Maintenance spécifique
- Nettoyage régulier : atmosphère serre génère dépôts (poussière, pollen, résidus traitements) sur pales → nettoyage 2 fois/an
- Vérification fixations : desserrage possible (vibrations) → contrôle annuel
- Contrôle étanchéité : joints moteurs (humidité) → révision tous les 2 à 3 ans
- Lubrification roulements : selon préconisations fabricant (certains roulements “sealed” sans maintenance)
Coût de maintenance annuel : 120 à 180 € par brasseur (contrat entretien préventif).
Aides financières agriculture
PCAE (Plan de Compétitivité et Adaptation Exploitations)
Dispositif national finançant :
- Investissements modernisation exploitations agricoles
- Économies d’énergie, transition écologique
Déstratificateurs éligibles sous condition :
- Exploitation professionnelle (MSA, SIRET agricole)
- Projets > 10 000 € HT
- Accompagnement technique (étude préalable énergétique)

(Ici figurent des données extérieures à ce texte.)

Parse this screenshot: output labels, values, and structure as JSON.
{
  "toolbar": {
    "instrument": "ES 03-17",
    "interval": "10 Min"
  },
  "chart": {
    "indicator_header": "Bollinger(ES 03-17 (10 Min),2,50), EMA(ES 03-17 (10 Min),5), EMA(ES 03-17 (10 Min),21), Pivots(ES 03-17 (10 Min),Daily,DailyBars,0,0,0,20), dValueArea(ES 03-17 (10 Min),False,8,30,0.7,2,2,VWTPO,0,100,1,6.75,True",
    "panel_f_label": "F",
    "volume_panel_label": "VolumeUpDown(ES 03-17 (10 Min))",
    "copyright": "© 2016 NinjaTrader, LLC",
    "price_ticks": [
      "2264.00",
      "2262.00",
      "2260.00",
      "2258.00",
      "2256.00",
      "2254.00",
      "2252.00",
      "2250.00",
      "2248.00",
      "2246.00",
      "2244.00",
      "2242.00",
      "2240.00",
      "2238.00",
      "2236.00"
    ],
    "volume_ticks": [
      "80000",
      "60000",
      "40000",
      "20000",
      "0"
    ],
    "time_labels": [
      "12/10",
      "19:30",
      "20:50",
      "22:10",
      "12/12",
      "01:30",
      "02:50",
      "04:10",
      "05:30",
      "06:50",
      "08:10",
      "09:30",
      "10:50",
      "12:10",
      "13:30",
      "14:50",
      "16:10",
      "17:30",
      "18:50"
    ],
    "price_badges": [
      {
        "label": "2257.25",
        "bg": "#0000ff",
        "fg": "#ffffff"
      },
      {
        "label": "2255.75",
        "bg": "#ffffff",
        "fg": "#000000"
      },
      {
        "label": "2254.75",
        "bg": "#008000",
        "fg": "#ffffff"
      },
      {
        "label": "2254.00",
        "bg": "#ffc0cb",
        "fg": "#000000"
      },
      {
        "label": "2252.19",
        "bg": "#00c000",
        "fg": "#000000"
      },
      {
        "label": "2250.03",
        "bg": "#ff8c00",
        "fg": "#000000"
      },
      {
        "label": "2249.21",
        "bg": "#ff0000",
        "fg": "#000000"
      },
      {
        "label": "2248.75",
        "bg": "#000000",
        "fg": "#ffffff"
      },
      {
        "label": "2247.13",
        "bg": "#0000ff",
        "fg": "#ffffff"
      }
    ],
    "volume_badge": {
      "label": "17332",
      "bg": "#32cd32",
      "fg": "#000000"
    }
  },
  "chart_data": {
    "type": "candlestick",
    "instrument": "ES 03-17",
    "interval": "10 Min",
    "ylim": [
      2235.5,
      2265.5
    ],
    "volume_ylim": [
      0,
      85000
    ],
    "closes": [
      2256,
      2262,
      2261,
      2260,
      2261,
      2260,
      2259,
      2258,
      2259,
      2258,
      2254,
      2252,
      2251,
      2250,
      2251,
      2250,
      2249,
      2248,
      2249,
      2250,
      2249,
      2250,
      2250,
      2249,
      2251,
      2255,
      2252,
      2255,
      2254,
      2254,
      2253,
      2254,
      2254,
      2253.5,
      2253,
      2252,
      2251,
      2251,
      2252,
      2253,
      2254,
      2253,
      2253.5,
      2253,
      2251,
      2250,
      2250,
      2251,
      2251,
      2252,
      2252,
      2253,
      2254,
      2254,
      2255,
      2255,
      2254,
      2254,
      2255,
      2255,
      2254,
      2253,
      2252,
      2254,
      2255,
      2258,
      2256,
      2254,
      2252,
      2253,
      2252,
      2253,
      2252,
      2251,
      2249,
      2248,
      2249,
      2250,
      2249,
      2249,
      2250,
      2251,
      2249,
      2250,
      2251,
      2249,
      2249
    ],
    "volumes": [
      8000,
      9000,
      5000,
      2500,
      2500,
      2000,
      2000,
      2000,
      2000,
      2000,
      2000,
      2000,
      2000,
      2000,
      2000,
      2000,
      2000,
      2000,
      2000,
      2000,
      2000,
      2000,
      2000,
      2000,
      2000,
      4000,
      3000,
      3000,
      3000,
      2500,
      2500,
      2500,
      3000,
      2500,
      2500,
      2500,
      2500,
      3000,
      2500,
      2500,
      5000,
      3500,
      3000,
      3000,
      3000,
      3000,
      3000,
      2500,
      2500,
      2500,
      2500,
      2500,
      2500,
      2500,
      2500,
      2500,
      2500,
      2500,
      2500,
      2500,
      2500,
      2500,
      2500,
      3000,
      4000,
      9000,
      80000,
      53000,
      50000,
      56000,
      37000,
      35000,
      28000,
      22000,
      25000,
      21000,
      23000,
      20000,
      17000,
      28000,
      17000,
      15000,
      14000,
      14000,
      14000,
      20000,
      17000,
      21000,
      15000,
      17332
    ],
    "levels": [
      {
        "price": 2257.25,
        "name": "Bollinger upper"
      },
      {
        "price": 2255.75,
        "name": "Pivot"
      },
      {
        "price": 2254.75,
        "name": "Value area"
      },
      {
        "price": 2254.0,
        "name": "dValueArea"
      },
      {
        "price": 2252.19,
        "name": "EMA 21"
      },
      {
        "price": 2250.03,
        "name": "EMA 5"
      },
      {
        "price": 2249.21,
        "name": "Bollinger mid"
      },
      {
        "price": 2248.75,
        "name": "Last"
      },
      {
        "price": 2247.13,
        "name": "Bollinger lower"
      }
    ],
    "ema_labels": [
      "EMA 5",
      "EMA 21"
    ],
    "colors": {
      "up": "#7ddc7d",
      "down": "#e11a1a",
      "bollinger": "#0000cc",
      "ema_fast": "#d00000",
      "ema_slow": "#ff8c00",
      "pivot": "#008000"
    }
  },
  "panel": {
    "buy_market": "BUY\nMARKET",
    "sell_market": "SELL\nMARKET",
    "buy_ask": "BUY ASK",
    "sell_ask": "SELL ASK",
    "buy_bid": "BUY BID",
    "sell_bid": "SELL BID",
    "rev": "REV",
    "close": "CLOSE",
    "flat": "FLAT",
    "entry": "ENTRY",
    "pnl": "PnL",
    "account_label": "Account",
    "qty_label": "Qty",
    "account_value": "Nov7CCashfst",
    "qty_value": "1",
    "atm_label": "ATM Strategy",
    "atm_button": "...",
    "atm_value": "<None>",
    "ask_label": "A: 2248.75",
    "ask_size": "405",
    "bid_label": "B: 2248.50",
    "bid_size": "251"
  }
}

Taux aide : 20 à 40 % du coût éligible (selon région, type exploitation, jeune agriculteur)
Démarche : dossier avant travaux (instruction 3 à 6 mois), paiement après réalisation.
Aides régionales
Certaines Régions ont des programmes spécifiques :
- Bretagne : “Agriculture durable, transition énergétique”
- Pays de la Loire : “Plan énergie agricole”
- Provence-Alpes-Côte d’Azur : “Agriculture biologique et économies ressources”
- Grand Est : “Énergie et climat agriculture”
Taux : 10 à 25 % (cumulables PCAE dans limites aides d’État).
Prêts bonifiés
- Crédit Agricole : prêts spécifiques “Agri Énergie” (taux réduits, durée 10 ans)
- BPI France : prêts “Transition écologique agriculture”
- Fonds carbone : valorisation réductions CO₂ (marché volontaire, nouveaux dispositifs)
Conseil et accompagnement gratuit
- Chambres d’Agriculture : audits énergétiques subventionnés (gratuit ou 200 à 500 €)
- ADEME : programmes agriculture (accompagnement technique)
- Coopératives agricoles : certaines proposent études énergétiques membres
Cas d’usage similaires en agriculture
Les serres horticoles partagent des problématiques de chauffage avec d’autres bâtiments agricoles à grands volumes. Les bâtiments d’élevage (stabulations, poulaillers, porcheries) présentent des contraintes comparables en matière de corrosion et d’hygrométrie, avec des exigences supplémentaires liées au bien-être animal. Les deux secteurs bénéficient des mêmes aides PCAE et financements régionaux cumulables.